In AltaValle del Tevere, per Carnevale, di solito il giovedi grasso, i bambini si mascheravano e in gruppo giravano per i borghi e le campagne, facendo il “Ciccicocco”. Bussavano alle case o ai vicini, i più grandi recitavano delle filastrocche e in cambio ricevevano salsicce, uova, caramelle, formaggio, castagnole o strufoli, a volte dei soldini. Divertimento assicurato che terminava con la divisione del “bottino” e una lauta merenda, dopo la camminata nelle gelide giornate invernali, quando l’inverno era così e la tramontana cuoceva le gote e le mani!

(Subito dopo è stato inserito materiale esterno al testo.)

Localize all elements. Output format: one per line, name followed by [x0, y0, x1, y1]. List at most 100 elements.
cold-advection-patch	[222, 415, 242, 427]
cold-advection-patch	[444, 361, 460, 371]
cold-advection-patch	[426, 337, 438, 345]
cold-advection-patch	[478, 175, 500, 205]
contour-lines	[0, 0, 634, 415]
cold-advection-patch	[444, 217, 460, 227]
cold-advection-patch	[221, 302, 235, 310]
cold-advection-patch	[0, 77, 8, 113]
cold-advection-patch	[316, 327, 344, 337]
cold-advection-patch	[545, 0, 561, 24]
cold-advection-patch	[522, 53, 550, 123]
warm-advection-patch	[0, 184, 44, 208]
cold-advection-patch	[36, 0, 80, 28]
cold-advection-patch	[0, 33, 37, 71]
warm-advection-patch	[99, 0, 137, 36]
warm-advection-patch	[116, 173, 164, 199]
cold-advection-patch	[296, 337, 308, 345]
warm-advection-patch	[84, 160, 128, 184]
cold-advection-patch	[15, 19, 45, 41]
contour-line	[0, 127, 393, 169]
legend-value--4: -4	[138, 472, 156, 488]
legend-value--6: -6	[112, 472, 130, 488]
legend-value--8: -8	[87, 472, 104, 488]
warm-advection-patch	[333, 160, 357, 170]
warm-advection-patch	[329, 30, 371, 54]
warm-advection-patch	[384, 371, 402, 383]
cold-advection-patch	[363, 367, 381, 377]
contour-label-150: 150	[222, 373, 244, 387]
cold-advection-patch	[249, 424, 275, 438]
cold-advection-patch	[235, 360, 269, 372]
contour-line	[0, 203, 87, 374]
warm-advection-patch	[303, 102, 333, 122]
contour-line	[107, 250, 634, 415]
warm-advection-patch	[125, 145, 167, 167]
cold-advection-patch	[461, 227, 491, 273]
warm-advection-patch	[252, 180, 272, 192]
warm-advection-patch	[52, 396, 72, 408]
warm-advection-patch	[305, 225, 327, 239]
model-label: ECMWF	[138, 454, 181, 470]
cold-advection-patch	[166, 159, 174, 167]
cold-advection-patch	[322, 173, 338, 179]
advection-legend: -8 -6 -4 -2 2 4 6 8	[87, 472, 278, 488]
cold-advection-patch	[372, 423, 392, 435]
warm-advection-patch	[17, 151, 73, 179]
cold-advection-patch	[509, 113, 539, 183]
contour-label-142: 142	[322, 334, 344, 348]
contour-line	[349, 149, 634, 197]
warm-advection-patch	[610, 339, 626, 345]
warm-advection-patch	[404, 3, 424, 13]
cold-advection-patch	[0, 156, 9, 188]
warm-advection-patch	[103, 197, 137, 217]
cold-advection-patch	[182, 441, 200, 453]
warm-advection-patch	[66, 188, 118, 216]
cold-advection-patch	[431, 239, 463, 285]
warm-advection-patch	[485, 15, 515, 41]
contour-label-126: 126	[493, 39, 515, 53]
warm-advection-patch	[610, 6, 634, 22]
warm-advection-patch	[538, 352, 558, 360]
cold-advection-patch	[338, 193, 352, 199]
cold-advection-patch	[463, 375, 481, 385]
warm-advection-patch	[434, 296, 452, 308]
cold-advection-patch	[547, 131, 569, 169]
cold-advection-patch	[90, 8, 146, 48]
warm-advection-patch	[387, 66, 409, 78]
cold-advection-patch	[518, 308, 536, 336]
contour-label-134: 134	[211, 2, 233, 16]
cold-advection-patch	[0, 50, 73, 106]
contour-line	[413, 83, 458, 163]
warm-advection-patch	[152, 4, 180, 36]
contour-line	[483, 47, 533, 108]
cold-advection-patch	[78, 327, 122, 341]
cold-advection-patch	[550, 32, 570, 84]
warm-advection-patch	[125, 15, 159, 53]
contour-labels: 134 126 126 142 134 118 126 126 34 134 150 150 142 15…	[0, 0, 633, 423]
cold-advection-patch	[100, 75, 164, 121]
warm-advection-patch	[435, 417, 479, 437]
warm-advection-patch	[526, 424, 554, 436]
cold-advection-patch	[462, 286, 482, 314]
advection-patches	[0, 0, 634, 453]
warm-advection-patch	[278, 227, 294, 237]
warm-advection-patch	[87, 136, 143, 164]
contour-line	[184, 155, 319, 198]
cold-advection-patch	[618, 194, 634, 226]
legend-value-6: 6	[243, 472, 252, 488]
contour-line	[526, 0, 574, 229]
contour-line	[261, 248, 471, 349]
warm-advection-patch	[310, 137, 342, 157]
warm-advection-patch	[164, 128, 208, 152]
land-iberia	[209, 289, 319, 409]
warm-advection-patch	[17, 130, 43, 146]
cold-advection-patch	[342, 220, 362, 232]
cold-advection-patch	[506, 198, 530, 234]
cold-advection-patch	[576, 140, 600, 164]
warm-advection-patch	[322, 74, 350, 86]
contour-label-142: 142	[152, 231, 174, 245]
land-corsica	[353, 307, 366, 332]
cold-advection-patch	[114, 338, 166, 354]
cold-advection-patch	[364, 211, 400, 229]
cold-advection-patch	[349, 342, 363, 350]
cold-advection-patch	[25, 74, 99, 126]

Una esperienza che rimane nella memoria dell’infanzia, i miei figli sono stati fortunati perchè questa tradizione è stata perpetrata, contagiando gli amici “cittadini” che ogni anno aspettavano con trepidazione l’appuntamento, preoccupati di non mancare e ogni anno si è aggiunta una nuova “mascherina” … Un gruppo di ragazzini eccitati e vocianti che ha fatto rivivere ai vicini i bei tempi, forse più semplici e genuini, senz’altro spensierati.
“Pel ciccicocco tutti ci ardunèva
ta la piazzetta pel ‘l suldin che sóna,
ma c’era sempre quello che freghèva:
ci argia do volte, o tre, si gni gìa bóna!
Alora ci pensò, disse: “ E’ meschino
che ‘l furbo pigli tre, ‘l coglione zèro”.
Rizzeppo ‘n chesa e arvenne co’n cusino che
s’entegnèa ta ‘n guancialino nero.
E pu fa: “Avanti ‘l primo de la riga!”
co ‘na mèna dà ‘l soldo e l’altra svelta
timbra….. ‘l lavoro scorre e ci sbriga, siguri,
adesso, senza fè la scelta.
La gente sta a vedè curiosa, zitta….
Pàssano i freghi allegri, ‘n vedon l’ora!
Pu se girono, tutti hanno la scritta:
PAGATO, ta la fronte. Scoppia alora
la risèta….. e lu s’archjappa quello
che ci ha tre timbri e dice: “ Và, Pallino,
fatti vedere, mò come sei bello!”
Lu ride…… e vola comme ‘n ucillino”.